Major video-sharing platforms in the year 2020 severely lack 120fps options, so there’s no way I can show you the 120fps difference when careening through DiRT 5‘s dusty, particle-filled tracks. Some people may even insist they can’t tell the difference between 60fps and anything higher. I’ll simply insist that roughly 1/3 of its courses send me with a blistering sensation, where I feel like I’m bolted into the very car I’m virtually driving with the extra sense of responsiveness that 120fps affords me. Plus, the smooth refresh rate makes it easier for a driving-Philistine such as myself, who normally pulls the camera out to an angle above my car, to place the camera into a tight spot just above my car’s hood.

These compliments double up when you get into DiRT 5‘s “Playground” mode, which lets you build and share your own race tracks (including “gymkhana” score challenges) using generic course-builder parts. These all take place in a generic desert backdrop, and they match well with Codemasters’ impressive take on rally-driving suspension. In these tracks, it’s just your car, the concrete, and some incredibly tight turns and twists. Rip into these with the responsiveness of a 120fps refresh, and you likely won’t have the bandwidth to notice if any shadows or textures take too long to pop into view.

What, could you build a better $500 PC?

I conducted my tests with Xbox Series X’s packed-in controller, not a racing wheel, though in good news for enthusiasts, any wheels compatible with Xbox One will work on the newer console. But while DiRT 4 offered players a choice between “fun” and “realistic” handling models, DiRT 5 does not—and its default hews heavily towards arcade-styled racing. The result sometimes feels like a spinoff of Namco’s Ridge Racer arcade series, but when it’s just you and one or two other cars jostling for precious position around a brutal corner, DiRT 5 continues to feel springy and responsive—and feels even better when set to the game’s highest frame rate mode.

Also, if your gaming TV or panel of choice doesn’t have an HDMI 2.1 connection, then that 120Hz mode is likely off the table for you—at least on consoles like Xbox Series X. (Related: Ars Technica’s HDMI 2.1 guide is coming soon.) That’s the point where I direct you to the game’s upcoming PC version, which can get you higher frame rates via connections like DisplayPort… but if you don’t already own a gaming-grade PC, I don’t know of a $500 PC on the market, complete with a 1TB NVMe 4.0 storage drive, that will get you up to 120fps on a racer like DiRT 5.

I imagine what I’m saying here about DiRT 5 will apply to most so-called next-gen games for the next few months. Maybe a game is launching simultaneously on older and newer consoles. Or maybe it has a PC version, so it can’t home in specifically on the incredible data-processing pipeline of either PS5 or Xbox Series. Whatever the case may be, the very near future of gaming will be less about insane technological leaps and more about taking a “next-gen difference” whenever we can get it.

In DiRT 5‘s case, at least, that difference feels a lot better than it looks.

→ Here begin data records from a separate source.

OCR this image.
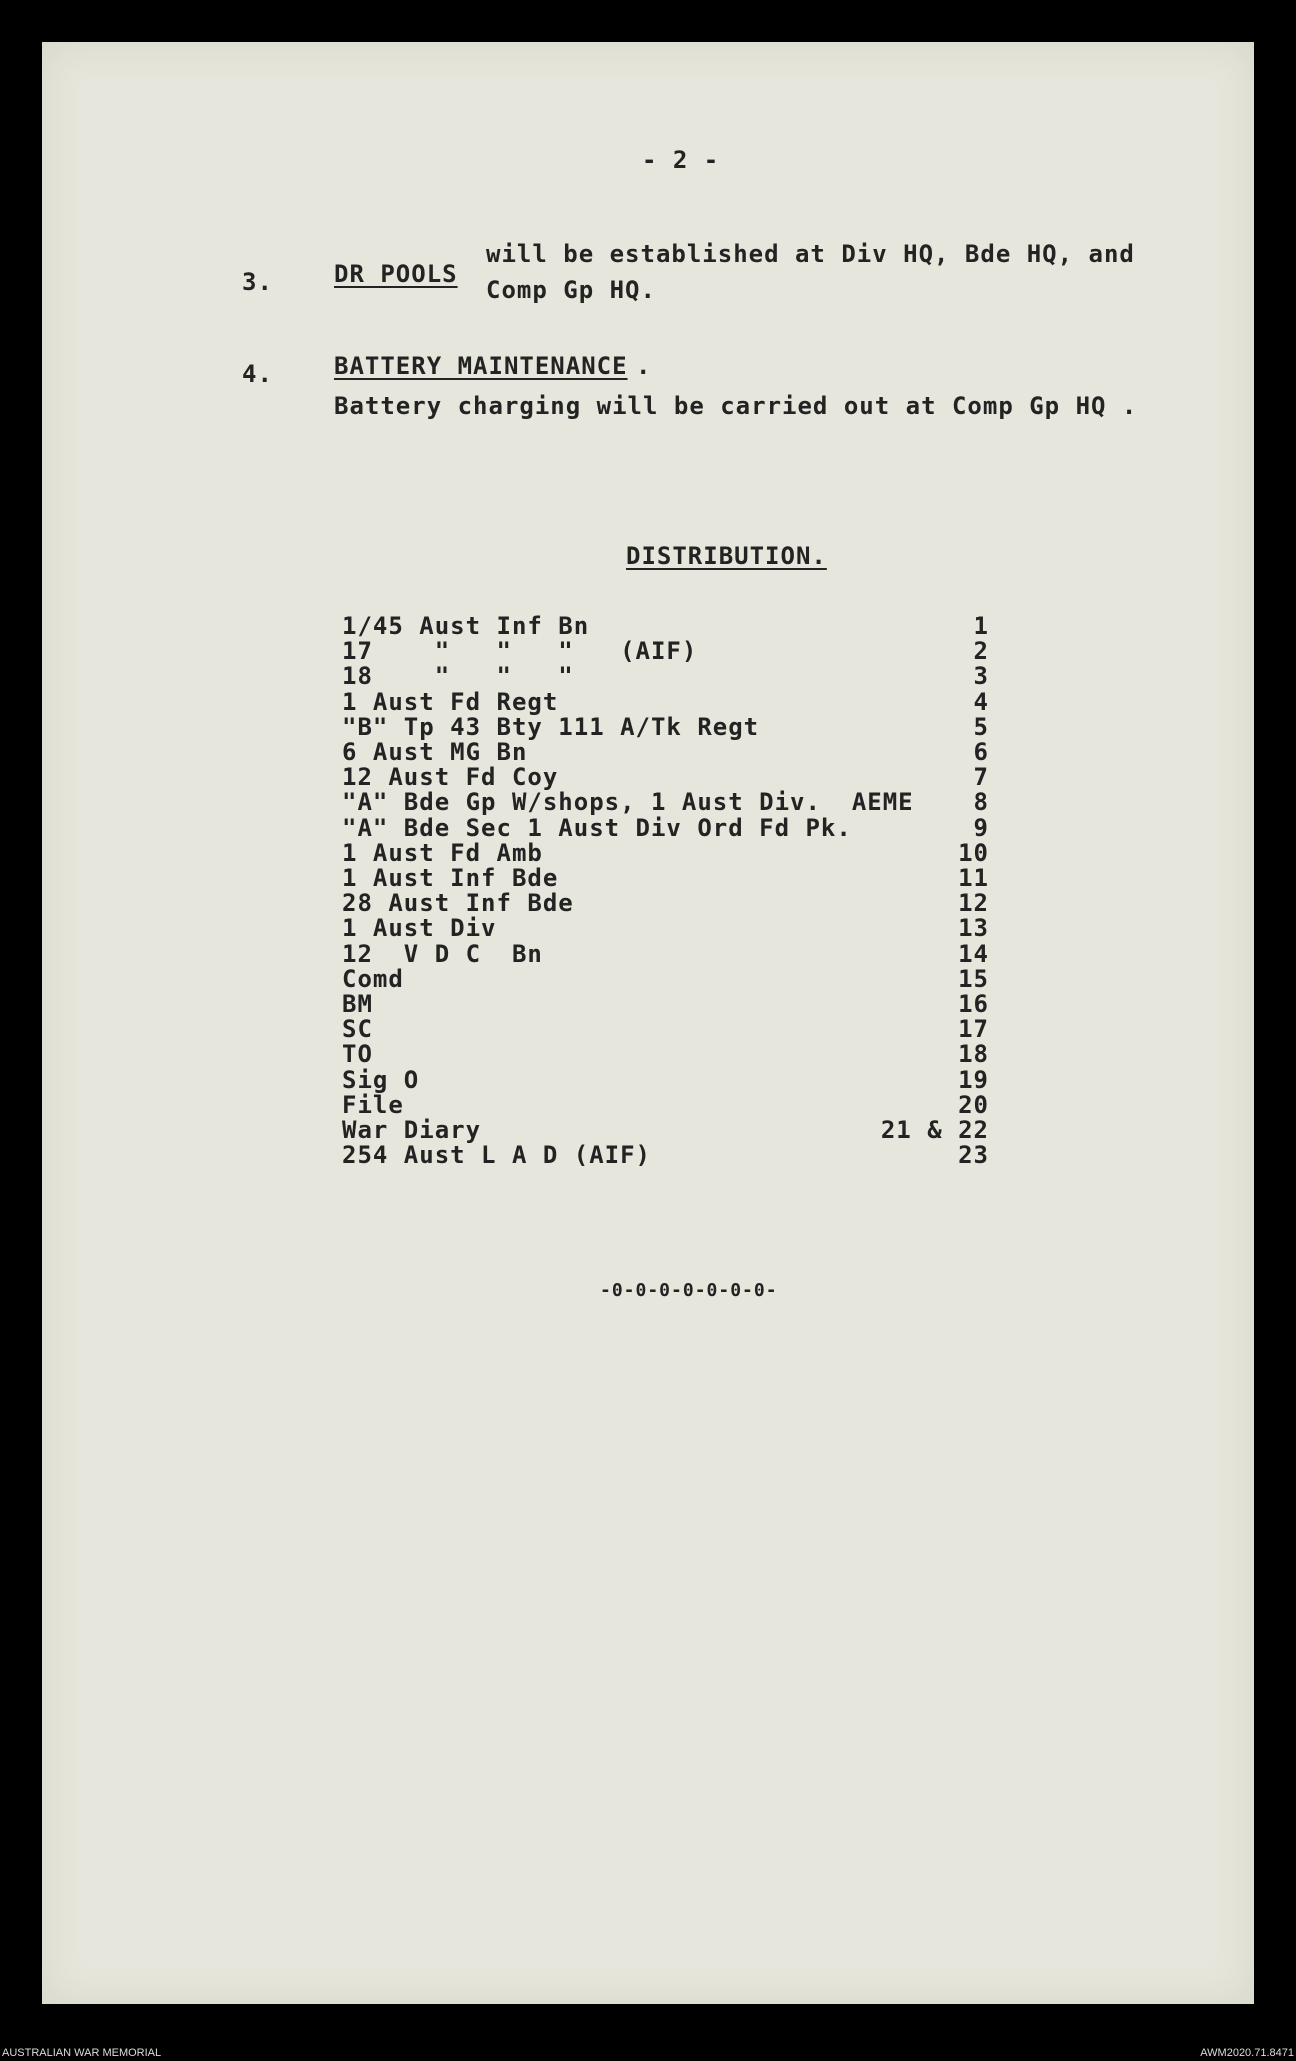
- 2 -
3.	DR POOLS
will be established at Div HQ, Bde HQ, and
Comp Gp HQ.
4.	BATTERY MAINTENANCE .
Battery charging will be carried out at Comp Gp HQ .
DISTRIBUTION.
1/45 Aust Inf Bn	1
17    "   "   "   (AIF)	2
18    "   "   "	3
1 Aust Fd Regt	4
"B" Tp 43 Bty 111 A/Tk Regt	5
6 Aust MG Bn	6
12 Aust Fd Coy	7
"A" Bde Gp W/shops, 1 Aust Div.  AEME 8
"A" Bde Sec 1 Aust Div Ord Fd Pk.	9
1 Aust Fd Amb	10
1 Aust Inf Bde	11
28 Aust Inf Bde	12
1 Aust Div	13
12  V D C  Bn	14
Comd	15
BM	16
SC	17
TO	18
Sig O	19
File	20
War Diary	21 & 22
254 Aust L A D (AIF)	23
-0-0-0-0-0-0-0-
AUSTRALIAN WAR MEMORIAL	AWM2020.71.8471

But it’s also making us wonder: will developers struggle to get the most out of Xbox Series X’s differences while designing for multiple hardware generations? Will other developers come up with more clever ideas, or at least less aggressive downgrades, to reach that blazing-fast 120fps rate? And will VRR get its act together on Xbox Series X in time to smooth the inevitable frame rate lapses along the way? We don’t have those answers yet, obviously, but we’ll continue asking them while covering both sides of 2020’s next-gen frenzy.